Superconducting states of a J1-J2-K model for iron pnictides

TL;DR

This paper investigates how biquadratic interactions influence the pairing symmetry in a two-orbital model for iron pnictides, revealing multiple competing superconducting states and their evolution with doping.

Contribution

It introduces the role of biquadratic interaction in shaping the superconducting phase diagram and doping evolution in a two-orbital J1-J2-K model for iron pnictides.

Findings

Biquadratic interaction promotes specific pairing channels.

Multiple competing pairing states exist, including s±, d_{x2-y2}, and s+id.

Doping affects the dominance of different pairing channels.

Abstract

We study the symmetry and strength of the superconducting pairing in a two-orbital t-J1-J2-K model for iron pnictides using the salve boson mean-field theory. We show that the nearest-neighbor biquadratic interaction -K (S_i * S_j)^2 inflences the superconducting pairing phase diagram by promoting the d_{x2-y2} B_{1g} and the s_{x^2+y^2} A_{1g} channels.
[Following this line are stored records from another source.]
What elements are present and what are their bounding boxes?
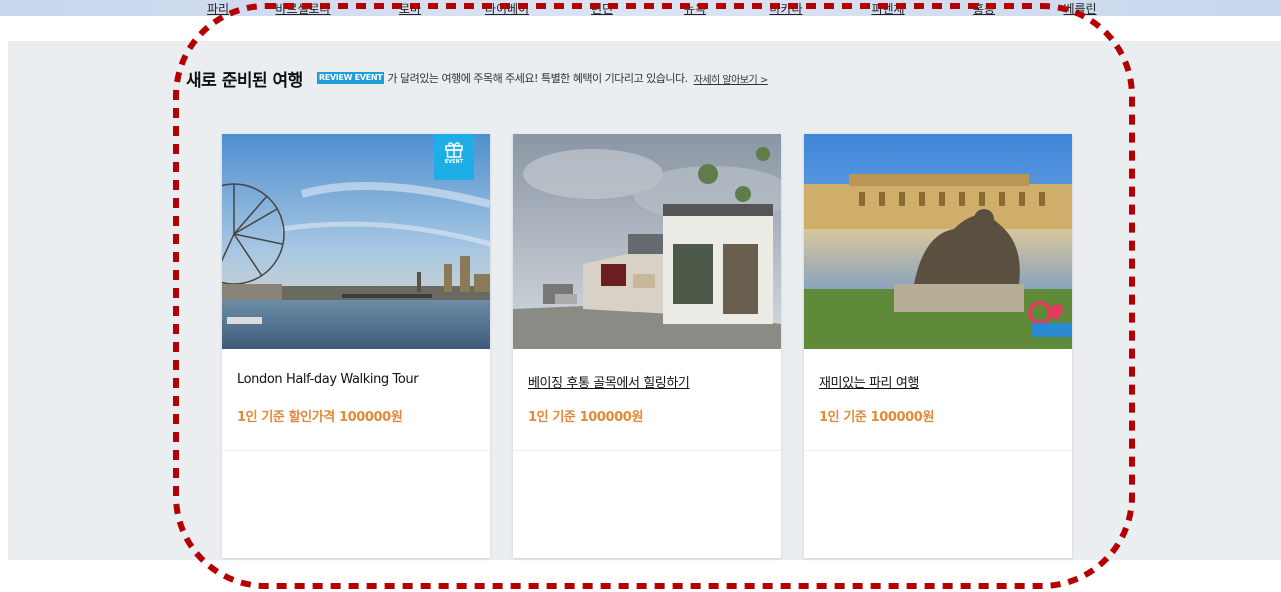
card-divider: [222, 450, 490, 451]
gift-icon: [445, 142, 463, 158]
card-title[interactable]: London Half-day Walking Tour: [237, 372, 419, 387]
page: 파리 바르셀로나 로마 타이베이 런던 뉴욕 마카나 피렌체 홍콩 베를린 새로…: [0, 0, 1281, 592]
city-link-barcelona[interactable]: 바르셀로나: [275, 2, 330, 16]
card-price: 1인 기준 100000원: [819, 410, 935, 425]
card-price: 1인 기준 100000원: [528, 410, 644, 425]
card-divider: [513, 450, 781, 451]
city-link-newyork[interactable]: 뉴욕: [684, 2, 706, 16]
trip-card-london[interactable]: EVENT London Half-day Walking Tour 1인 기준…: [222, 134, 490, 558]
detail-link[interactable]: 자세히 알아보기 >: [694, 71, 769, 86]
city-link-london[interactable]: 런던: [591, 2, 613, 16]
card-title[interactable]: 재미있는 파리 여행: [819, 372, 919, 391]
london-photo[interactable]: EVENT: [222, 134, 490, 349]
paris-photo[interactable]: [804, 134, 1072, 349]
city-link-makana[interactable]: 마카나: [769, 2, 802, 16]
trip-card-paris[interactable]: 재미있는 파리 여행 1인 기준 100000원: [804, 134, 1072, 558]
event-label: EVENT: [444, 159, 464, 165]
city-link-florence[interactable]: 피렌체: [871, 2, 904, 16]
city-link-rome[interactable]: 로마: [399, 2, 421, 16]
card-title[interactable]: 베이징 후통 골목에서 힐링하기: [528, 372, 690, 391]
city-nav: 파리 바르셀로나 로마 타이베이 런던 뉴욕 마카나 피렌체 홍콩 베를린: [0, 0, 1281, 22]
city-link-hongkong[interactable]: 홍콩: [973, 2, 995, 16]
review-event-badge: REVIEW EVENT: [316, 72, 385, 84]
city-link-paris[interactable]: 파리: [207, 2, 229, 16]
section-title: 새로 준비된 여행: [186, 70, 303, 91]
card-divider: [804, 450, 1072, 451]
card-price: 1인 기준 할인가격 100000원: [237, 410, 403, 425]
city-link-berlin[interactable]: 베를린: [1063, 2, 1096, 16]
city-link-taipei[interactable]: 타이베이: [485, 2, 529, 16]
trip-card-beijing[interactable]: 베이징 후통 골목에서 힐링하기 1인 기준 100000원: [513, 134, 781, 558]
beijing-photo[interactable]: [513, 134, 781, 349]
travel-logo-mark: [1028, 301, 1072, 337]
section-heading: 새로 준비된 여행 REVIEW EVENT 가 달려있는 여행에 주목해 주세…: [186, 66, 769, 91]
section-description: 가 달려있는 여행에 주목해 주세요! 특별한 혜택이 기다리고 있습니다.: [387, 72, 688, 85]
event-badge: EVENT: [434, 134, 474, 180]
The resulting phase diagram consists of several competing pairing channels, including an isotropic s_{\pm} A_{1g} channel, an anisotropic d_{x2-y2} B_{1g} channel, and two s+id pairing channels. We have investigated the evolution of superconducting states with electron doping, and find that with the biquadratic interaction various pairing channels may dominate at different doping concentrations. We show that this is crucial in understanding the doping evolution of superconducting gap anisotropy observed in some angle resolved photoemission spectrum measurements.